In a bid to clarify the reporting obligations of trading data following a no-deal Brexit, the European Securities and Markets Authority (“ESMA”) has published a statement providing guidance on how trading data between the United Kingdom and the European Union should be handled.

Under the European Market Infrastructure Regulation (“EMIR”), all derivative trades have to be reported to a Trade Repository (“TR”) subject to ESMA supervision. Since both counterparties to derivative contracts are obliged to report to a TR, these TRs collect and maintain two-way data on every derivative transaction subject to the scope of EMIR.
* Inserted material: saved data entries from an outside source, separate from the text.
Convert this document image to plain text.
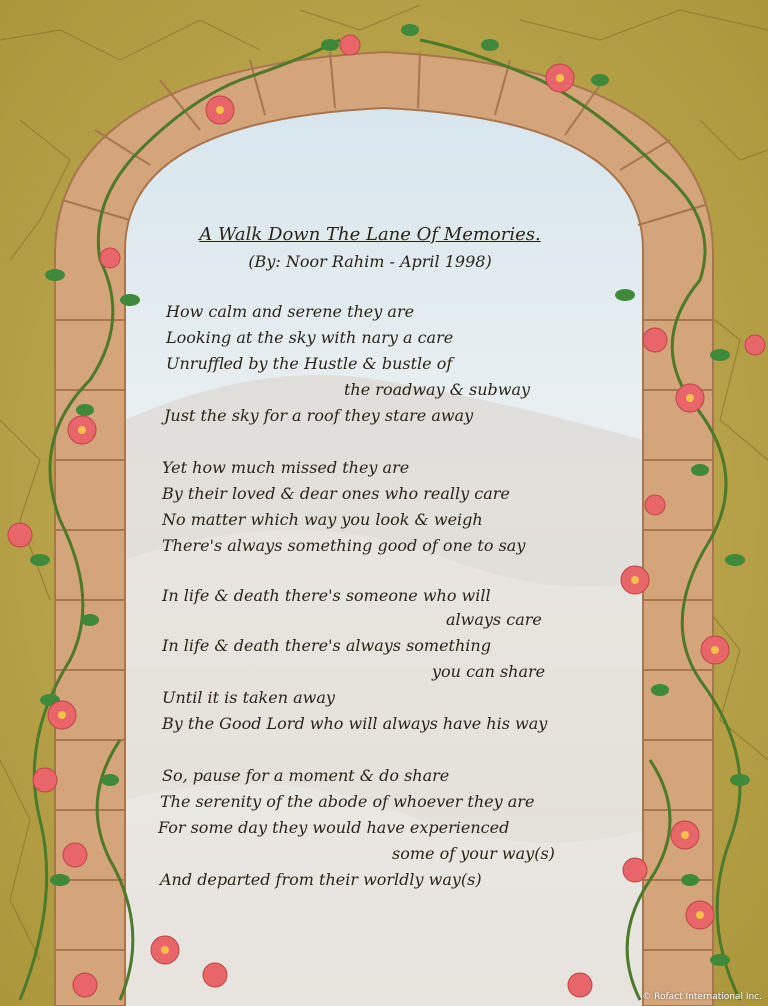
A Walk Down The Lane Of Memories.
(By: Noor Rahim - April 1998)
How calm and serene they are
Looking at the sky with nary a care
Unruffled by the Hustle & bustle of
the roadway & subway
Just the sky for a roof they stare away
Yet how much missed they are
By their loved & dear ones who really care
No matter which way you look & weigh
There's always something good of one to say
In life & death there's someone who will
always care
In life & death there's always something
you can share
Until it is taken away
By the Good Lord who will always have his way
So, pause for a moment & do share
The serenity of the abode of whoever they are
For some day they would have experienced
some of your way(s)
And departed from their worldly way(s)
© Rofact International Inc.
Should the UK leave the EU without a deal in place, UK counterparties would no longer fall within the scope of EMIR and would not be obliged to report their trading data to a central TR. Apart from expecting a greater probability of trade report mismatches, many EU counterparties had no clear thoughts on how to handle the reporting of transactions with their UK counterparts in the event of a no-deal Brexit.

ESMA’s public statement provides EU counterparties and TRs with a manual on how to tackle these issues. The clarification offered by ESMA centres on five major topics: (i) reporting of transactions by CCPs to TRs, (ii) subsequent TR data reconciliation, (iii) TR  and counterparty recordkeeping, (iv) access by the relevant authorities to TR-gathered EMIR data, and (v) portability of EMIR data from UK-based TRs to and from EU27 TRs.

The guidelines provided in the statement for the first four topics mentioned above (situations (i) through (iv)) are furthermore covered from four different situational angles, i.e. (i) EU27-EU27, (ii) EU27-UK, (iii) UK-EU27 and (iv) UK-UK.

The ESMA guidance furthermore sets out a detailed timeline, which varies depending on the topic covered, in connection with the relevant adjustments or steps that EU (i.e. EU27) RTs should undertake.

Keep in mind that the guidance only covers a no-deal scenario. In the case of an ‘orderly’ Brexit, other guidelines on the treatment of trading data between the EU and the UK may apply.